A POLICE force has defended its apparently poor performance in tackling distraction burglaries.
A national study of distraction burglaries showed Durham Police failed to solve any of the 21 complaints it received about distraction break-ins, which often involve bogus callers posing as officials.
But the force says it has had “considerable success in recent years” through a multi-force approach involving all three North-East constabularies.
Operation Bombay involves the Durham, Cleveland and Northumbria forces working on distraction burglaries, which police say is a “cross-border crime”, where criminals move from one area to the next, making detection difficult.
Durham’s figures, featured in the national study Operation Liberal, are in contrast to Cleveland Police’s detection rate of 27 per cent, with six successful prosecutions from 22 reports.
Northumbria Police had the highest detection rate in the country, with 49 per cent solved after 22 cases were solved out of 45 reported.

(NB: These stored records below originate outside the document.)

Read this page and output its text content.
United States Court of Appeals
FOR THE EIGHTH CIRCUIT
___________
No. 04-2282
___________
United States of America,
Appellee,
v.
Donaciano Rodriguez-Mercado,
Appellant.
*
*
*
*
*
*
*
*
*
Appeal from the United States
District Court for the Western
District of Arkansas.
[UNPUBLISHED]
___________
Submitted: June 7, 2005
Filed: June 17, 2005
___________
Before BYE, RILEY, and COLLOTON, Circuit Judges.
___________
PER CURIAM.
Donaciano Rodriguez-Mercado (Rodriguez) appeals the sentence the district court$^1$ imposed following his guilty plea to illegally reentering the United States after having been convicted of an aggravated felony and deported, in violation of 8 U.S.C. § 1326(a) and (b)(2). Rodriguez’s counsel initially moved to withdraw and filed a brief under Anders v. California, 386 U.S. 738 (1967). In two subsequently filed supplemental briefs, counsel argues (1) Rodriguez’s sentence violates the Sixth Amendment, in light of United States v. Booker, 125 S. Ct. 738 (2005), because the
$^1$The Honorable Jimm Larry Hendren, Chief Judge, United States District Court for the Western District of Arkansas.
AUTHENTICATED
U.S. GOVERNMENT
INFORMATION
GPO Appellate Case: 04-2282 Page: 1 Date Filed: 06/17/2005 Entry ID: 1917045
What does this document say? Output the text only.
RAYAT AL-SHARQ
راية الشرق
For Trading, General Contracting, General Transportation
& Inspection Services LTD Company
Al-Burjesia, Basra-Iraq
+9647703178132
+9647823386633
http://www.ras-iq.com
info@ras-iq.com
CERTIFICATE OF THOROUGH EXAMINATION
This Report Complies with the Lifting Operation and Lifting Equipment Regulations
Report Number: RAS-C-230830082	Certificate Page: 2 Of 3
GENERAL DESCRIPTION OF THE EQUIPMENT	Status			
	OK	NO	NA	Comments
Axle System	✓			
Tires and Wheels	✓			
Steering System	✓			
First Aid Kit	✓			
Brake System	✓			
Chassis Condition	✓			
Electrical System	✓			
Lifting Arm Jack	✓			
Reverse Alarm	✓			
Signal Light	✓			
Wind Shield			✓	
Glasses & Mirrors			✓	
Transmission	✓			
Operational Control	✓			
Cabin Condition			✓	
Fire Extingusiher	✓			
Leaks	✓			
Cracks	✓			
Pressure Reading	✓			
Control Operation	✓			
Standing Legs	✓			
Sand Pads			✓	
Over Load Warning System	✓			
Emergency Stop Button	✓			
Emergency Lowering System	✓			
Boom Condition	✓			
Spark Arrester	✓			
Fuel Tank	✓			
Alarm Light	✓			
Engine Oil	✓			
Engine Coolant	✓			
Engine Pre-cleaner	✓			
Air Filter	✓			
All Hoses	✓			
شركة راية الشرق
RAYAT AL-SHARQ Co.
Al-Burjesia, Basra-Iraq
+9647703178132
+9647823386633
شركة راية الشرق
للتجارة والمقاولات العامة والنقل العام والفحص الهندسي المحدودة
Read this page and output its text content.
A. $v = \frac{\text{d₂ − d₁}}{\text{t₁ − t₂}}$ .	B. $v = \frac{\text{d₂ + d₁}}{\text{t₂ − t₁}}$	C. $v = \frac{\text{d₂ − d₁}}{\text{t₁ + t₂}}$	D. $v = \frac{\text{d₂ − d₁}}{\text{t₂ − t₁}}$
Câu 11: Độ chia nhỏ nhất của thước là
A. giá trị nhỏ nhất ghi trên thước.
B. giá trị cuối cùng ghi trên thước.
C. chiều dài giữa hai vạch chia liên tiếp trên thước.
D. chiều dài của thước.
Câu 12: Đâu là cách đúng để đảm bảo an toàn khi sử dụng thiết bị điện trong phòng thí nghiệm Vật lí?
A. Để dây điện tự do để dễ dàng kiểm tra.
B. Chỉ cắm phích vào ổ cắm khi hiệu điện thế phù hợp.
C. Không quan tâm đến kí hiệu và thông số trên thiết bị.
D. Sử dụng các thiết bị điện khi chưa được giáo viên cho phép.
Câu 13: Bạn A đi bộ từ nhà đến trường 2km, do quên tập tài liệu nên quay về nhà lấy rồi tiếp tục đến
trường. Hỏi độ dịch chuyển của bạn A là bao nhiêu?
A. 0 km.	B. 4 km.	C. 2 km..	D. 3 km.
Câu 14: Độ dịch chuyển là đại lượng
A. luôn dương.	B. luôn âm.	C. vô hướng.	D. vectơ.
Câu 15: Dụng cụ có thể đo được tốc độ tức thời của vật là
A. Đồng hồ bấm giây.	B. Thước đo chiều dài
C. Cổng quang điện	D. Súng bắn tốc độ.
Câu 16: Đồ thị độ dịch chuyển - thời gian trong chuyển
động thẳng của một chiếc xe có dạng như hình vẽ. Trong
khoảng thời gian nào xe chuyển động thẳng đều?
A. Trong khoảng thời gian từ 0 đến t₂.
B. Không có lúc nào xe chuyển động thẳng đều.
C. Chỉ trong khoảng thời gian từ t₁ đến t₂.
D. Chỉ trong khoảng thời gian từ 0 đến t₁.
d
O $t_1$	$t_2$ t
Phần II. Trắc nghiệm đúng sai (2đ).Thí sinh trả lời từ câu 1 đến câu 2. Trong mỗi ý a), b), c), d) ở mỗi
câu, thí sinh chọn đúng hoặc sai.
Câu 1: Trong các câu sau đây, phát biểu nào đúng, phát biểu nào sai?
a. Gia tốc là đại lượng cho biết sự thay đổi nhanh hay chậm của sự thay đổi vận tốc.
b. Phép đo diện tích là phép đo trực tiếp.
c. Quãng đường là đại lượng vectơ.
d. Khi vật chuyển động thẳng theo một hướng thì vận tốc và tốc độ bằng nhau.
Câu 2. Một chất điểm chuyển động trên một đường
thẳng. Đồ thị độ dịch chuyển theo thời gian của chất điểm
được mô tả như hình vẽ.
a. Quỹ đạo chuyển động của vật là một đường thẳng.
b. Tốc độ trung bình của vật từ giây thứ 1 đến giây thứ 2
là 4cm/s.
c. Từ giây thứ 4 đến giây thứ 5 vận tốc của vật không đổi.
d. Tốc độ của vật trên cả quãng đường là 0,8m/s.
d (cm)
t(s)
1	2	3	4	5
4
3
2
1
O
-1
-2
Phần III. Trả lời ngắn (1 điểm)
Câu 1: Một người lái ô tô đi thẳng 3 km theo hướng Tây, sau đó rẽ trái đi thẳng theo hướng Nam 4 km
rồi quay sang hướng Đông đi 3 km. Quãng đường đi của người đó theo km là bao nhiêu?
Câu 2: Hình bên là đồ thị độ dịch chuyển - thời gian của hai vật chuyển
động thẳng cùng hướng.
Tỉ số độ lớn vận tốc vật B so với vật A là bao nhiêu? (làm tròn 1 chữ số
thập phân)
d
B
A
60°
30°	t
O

A Durham Police spokesman said: “The regional Operation Bombay team have had considerable success in the last couple of years targeting distraction burglaries and doorstep crime across the three North-East police forces.
“It remains a crime which can be difficult to detect, as the national figures suggest.
“But we believe significant inroads are being made and we would hope the number of offences will continue to fall.”
The figures relate to the period from April last year to March this year.